Analyzing our exception handling stack frame logging and comparing stack pointer from the last stack frame stored vers. the SP at the point the exception was thrown seemed to show an insane amount of stack usage by _stscanf()....

...sufficiently insane that I felt I needed to verify it. After a couple of days of hacking I've come up with a test routine that performs high watermark type stack usage measurements for _stscanf().

We cross-compile for two different CE targets: CE 4.2 on Renesas/Hitachi SH4 and CE 5.0 on Freescale iMX32 (ARM1136 core), as well as a Desktop Windows Emulator.

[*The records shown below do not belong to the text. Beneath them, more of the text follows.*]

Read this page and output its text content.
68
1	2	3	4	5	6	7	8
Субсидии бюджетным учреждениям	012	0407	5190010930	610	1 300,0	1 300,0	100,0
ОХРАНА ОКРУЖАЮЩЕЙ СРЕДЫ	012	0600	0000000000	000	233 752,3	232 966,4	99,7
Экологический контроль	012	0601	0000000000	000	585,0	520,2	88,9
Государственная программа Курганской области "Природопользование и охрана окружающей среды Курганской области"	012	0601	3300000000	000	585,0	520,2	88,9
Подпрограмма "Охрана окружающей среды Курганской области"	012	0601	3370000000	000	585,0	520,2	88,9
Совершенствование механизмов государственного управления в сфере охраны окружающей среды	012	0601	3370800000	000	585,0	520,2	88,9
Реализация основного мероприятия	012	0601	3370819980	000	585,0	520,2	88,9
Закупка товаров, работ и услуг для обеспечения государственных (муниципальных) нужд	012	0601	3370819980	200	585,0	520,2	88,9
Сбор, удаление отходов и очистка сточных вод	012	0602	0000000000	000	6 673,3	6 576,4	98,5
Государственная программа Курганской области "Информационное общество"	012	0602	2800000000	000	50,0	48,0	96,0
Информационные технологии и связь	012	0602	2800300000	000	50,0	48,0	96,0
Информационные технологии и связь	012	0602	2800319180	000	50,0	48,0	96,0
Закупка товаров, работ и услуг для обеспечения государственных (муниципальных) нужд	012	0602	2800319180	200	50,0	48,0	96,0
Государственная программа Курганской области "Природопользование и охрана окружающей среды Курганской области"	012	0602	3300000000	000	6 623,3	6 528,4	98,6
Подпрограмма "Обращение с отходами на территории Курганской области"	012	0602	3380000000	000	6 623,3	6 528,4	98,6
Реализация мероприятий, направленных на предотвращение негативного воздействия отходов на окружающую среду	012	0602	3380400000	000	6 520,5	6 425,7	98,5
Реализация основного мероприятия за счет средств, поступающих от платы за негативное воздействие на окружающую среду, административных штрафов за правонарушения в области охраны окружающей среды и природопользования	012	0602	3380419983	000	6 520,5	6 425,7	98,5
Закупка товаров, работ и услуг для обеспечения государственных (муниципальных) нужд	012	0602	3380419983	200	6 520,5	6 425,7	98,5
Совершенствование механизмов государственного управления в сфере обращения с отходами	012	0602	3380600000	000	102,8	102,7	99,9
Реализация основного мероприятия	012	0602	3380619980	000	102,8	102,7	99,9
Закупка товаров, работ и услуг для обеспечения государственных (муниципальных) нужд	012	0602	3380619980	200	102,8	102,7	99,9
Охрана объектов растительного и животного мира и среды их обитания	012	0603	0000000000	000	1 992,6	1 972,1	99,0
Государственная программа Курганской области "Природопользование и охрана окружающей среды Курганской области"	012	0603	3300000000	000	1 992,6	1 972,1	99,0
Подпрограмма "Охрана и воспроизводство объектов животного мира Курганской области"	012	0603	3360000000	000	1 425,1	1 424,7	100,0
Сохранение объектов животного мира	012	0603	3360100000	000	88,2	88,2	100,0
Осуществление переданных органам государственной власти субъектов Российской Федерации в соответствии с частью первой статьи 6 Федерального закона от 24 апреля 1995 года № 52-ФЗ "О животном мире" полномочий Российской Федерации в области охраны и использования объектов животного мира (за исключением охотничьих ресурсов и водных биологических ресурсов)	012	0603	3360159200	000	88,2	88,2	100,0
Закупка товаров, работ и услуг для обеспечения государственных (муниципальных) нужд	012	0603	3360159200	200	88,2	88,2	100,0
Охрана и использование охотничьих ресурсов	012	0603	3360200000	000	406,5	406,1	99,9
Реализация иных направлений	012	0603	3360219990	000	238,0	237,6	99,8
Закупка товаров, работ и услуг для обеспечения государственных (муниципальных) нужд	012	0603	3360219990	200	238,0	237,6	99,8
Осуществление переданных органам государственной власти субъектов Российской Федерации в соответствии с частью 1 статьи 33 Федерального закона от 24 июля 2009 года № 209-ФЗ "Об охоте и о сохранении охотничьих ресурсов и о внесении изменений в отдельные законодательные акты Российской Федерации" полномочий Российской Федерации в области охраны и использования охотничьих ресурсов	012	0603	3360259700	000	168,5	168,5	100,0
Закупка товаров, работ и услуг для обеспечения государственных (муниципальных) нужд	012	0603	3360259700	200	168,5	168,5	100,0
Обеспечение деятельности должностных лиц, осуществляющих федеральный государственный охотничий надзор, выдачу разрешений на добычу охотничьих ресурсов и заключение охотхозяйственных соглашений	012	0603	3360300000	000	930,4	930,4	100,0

Stack Usage for _stscanf() call (approx.):

Desktop 60
CE 4.2 on SH4 9252
CE 5.0 on ARM 9280

That's right, 9K of stack on CE?!!!??

Anyone else out there come across anything like this?

A: 

Found the culprit.

While I'd unsuccessfully checked for swscanf() source in my CE 4.2 Platform Builder install, CE 5.0 PB does have full source for the CRT.

Line 235 of C:\WINCE500\PRIVATE\WINCEOS\COREOS\CORE\CORELIBC\CRTW32\STDIO\input.c, an 8K buffer declared as a stack variable when compiled for a UNICODE system. The non-unicode equivalent gets by with a 32 byte buffer.